Pada kasus yang disebabkan oleh kualitas pullet yang kurang baik ditandai dengan ciri-ciri berat badan dan keseragaman pullet yang rendah. Keseragaman pullet yang rendah ini dapat mengakibatkan ketidakseragaman awal produksi dan tidak seragamnya ukuran telur yang dihasilkan. Ciri lainnya, lamanya mencapai dewasa kelamin sehingga awal produksi menjadi terlambat. Adanya pullet yang mempunyai jarak tulang pubis yang sempit dan menunjukkan permasalahan kerangka juga menjadi ciri tersendiri yang mengakibatkan ayam tersebut mempunyai ukuran telur yang lebih kecil.


  • Nutrisi
    ransum dan air minum

Kualitas ransum yang buruk, nutrisinya kurang atau tidak seimbang serta ransum yang mengandung zat racun/antinutrisi dapat menyebabkan penurunan produksi telur. Demikian halnya dengan kecukupan air minum.

Tidak terpenuhinya kebutuhan dari salah satu nutrisi ransum melalui asupan ransum, maka akan mengurangi berat telur, bahkan bisa berakibat pada penurunan jumlah produksi telur.

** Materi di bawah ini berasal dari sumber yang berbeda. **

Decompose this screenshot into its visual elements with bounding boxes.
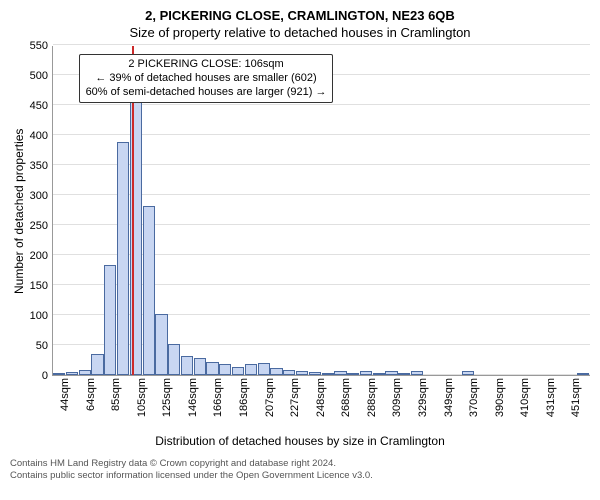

Ayam petelur membutuhkan asupan kalsium (Ca) yang cukup tinggi di masa produksi. Jika sediaan Ca di dalam tubuh ayam tidak tercukupi, maka jumlah produksi akan menurun dan pembentukan kerabang telur pun dapat terganggu. Akibatnya kerabang telur lembek. Asupan Ca juga mempengaruhi warna kerabang telur. Jika kadar Ca rendah atau tidak cukup maka sekresi phorpyrin saat pengecatan kerabang telur akan berkurang akibatnya warna kulit telur menjadi lebih putih. Yang juga penting diperhatikan dalam pemberian Ca dan P ialah mengenai imbangan kebutuhannya di dalam tubuh. Untuk ayam petelur fase starter hingga grower , perbandingan Ca : P sebesar 2 : 1. Untuk fase prelayer perbandingannya 2,5 : 1, dan ketika fase layer naik menjadi 3-4 : 1. Apabila kandungan Ca di dalam ransum melebihi kebutuhan standarnya, maka akan mempengaruhi penyerapan mineral lain seperti Mg, Mn, dan Zn sehingga tidak optimal.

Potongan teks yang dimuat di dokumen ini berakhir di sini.